I drink ginger tea at bedtime. This helps soothe any accumulated inflammation and allows me to fall asleep much faster. Consistent use does lessen overall inflammation, resulting in much less pain. I have found this to be even more effective than prescription doses of Naproxen, which I used to take twice daily until it cause stomach pain symptomatic of ulcers. The wonderful thing is, ginger is actually good for my entire digestive system, which cannot be said for NSAIDs!
Be sure to watch the video and let Martha Stewart teach you how simple it is to make candied ginger, ginger syrup and ginger tea! To make it healthier, use honey instead of sugar.
One property of ginger that can be a pro or a con, depending on your personal condition, is that it thins the blood. In general, this might help prevent blood clots, stoke or heart attack, but anyone preparing for surgery or taking a blood thinning medication should avoid ginger.
Ginger is also useful for nausea, morning sickness, back pain, colic, PMS, menstrual pain, intestinal inflammatory diseases, stomach pain, sore throat, toothache, and as a refreshing mouth rinse. It can be especially helpful for people with an autoimmune disease.
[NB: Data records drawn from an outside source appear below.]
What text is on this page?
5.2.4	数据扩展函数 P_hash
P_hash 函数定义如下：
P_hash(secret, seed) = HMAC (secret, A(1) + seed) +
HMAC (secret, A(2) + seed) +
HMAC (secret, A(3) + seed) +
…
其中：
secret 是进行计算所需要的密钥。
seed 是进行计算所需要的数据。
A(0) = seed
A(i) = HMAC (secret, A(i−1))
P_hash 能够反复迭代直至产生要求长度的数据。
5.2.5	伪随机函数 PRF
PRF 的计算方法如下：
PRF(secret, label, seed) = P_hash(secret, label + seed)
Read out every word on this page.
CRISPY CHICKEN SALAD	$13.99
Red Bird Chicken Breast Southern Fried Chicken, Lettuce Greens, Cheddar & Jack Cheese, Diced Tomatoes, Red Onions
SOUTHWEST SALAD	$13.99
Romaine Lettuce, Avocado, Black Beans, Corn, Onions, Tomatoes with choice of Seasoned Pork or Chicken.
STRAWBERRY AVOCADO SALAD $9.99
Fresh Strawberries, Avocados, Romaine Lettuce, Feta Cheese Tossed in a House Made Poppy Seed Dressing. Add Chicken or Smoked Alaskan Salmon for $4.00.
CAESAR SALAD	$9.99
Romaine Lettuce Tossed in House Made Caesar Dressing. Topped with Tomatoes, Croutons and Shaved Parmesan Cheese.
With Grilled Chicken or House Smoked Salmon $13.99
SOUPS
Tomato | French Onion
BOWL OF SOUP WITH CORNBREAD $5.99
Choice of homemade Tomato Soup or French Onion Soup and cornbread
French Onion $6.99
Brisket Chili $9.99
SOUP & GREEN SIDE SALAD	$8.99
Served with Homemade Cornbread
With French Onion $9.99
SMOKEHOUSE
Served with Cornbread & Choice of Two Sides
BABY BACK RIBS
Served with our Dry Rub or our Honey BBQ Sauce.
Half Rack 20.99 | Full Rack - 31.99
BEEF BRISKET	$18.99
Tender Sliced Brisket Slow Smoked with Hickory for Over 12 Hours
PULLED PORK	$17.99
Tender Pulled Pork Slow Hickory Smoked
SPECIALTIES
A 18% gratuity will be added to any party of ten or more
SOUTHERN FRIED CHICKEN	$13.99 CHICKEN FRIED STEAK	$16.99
Ginger may be purchased in capsules, prepared tea bags, crystals, and other forms for those days you run out of your personal brew. Check back later for my personal recommendation.
This article is not meant to replace advice from your own doctor. Your personal medical condition is unique to you, depending on your health issues and medications you are taking. Always be sure to consult your doctor before trying alternative treatment, and do not delay seeking medical care because of anything you read or receive in the form of advice from others.